Turnout in Sunday's election was 69.52 percent, electoral commission chief Kwado Afari Gyan said.

He said the results announced were based on 229 out of the country's 230 constituencies. Ballot boxes in the 230th constituency had been tampered with, he added, without giving further details.

Gyan did not release legislative results saying these had been declared at constituency level.

Ghana voted on Sunday to pick a new president and a legislature, as President John Kufuor completes his second four-year term, the maximum allowed in this west African nation praised as a beacon of stable democracy in Africa.

The vote marks the second time a democratically-elected leader in Ghana hands over power to another.

Akufo-Addo said he was confident he would take the election in the second and decisive round.

"I am confident I will win the second round. I am leading and I just need a little to go over the top, my opponent needs much more. I believe the vote out there is mine," he told AFP.

"The Ghanaian people have maintained their reputation and stability of the country has been guaranteed again. I think that we have given an example to the world, that which shows that there are other African countries, other than the examples of Kenya and Zimbabwe ," he added.

His rival, Atta-Mills who is having his third bid at the country's top job, also said he would romp to victory.

"I am going to the next page of the election, with all the confidence that I am going to win and it's going to be a victory for Ghana," said Mills.

"My message of change has resonated ...and the electorate can't fail us," he told reporters commending the electoral commission for holding peaceful elections.

Security was tight around the election commission headquarters, with an armoured personnel carrier and large numbers of police and military in attendance.

The NDC has accused the ruling NPP of trying to rig the election with the help of the country's security forces.

Both the NPP and the military denied the allegations.

Despite opposition claims of vote rigging, independent local and international observers called Sunday's vote open, credible, peaceful and orderly.

"Ghana elections so far should make us proud, that this continent has people committed to democratic processes," analyst and Africa specialist with the National Democratic Institute (NDI) Christopher Fomunyoh said.

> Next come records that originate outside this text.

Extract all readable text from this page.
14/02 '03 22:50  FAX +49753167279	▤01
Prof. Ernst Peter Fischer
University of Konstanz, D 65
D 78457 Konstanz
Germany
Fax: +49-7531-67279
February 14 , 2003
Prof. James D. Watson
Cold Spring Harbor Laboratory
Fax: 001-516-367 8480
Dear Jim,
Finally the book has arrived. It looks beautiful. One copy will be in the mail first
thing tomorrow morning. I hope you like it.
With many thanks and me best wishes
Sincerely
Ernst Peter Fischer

"All of Africa has good lessons to learn from Ghana's experience and I hope that in the next year, when we have close to 20 elections across Africa, that other African countries will will live up to the performance of Ghanaians," he added.

Observers have said Ghana could provide a shining example to the rest of Africa after the crises that followed recent elections in Zimbabwe and Kenya.

The former British colony was plagued by coups until the return to multi-party democracy in 1992.

Once economically stagnant, Ghana has enjoyed steady growth in recent years and the next president will be able to tap into oil revenues when the country starts in 2010 pumping crude offshore near the port of Takoradi.

Trailing a very distant third in the presidential vote was businessman Papa Kwesi Nduom of the Convention People's Party (CPP) with 1.3 percent of the ballots.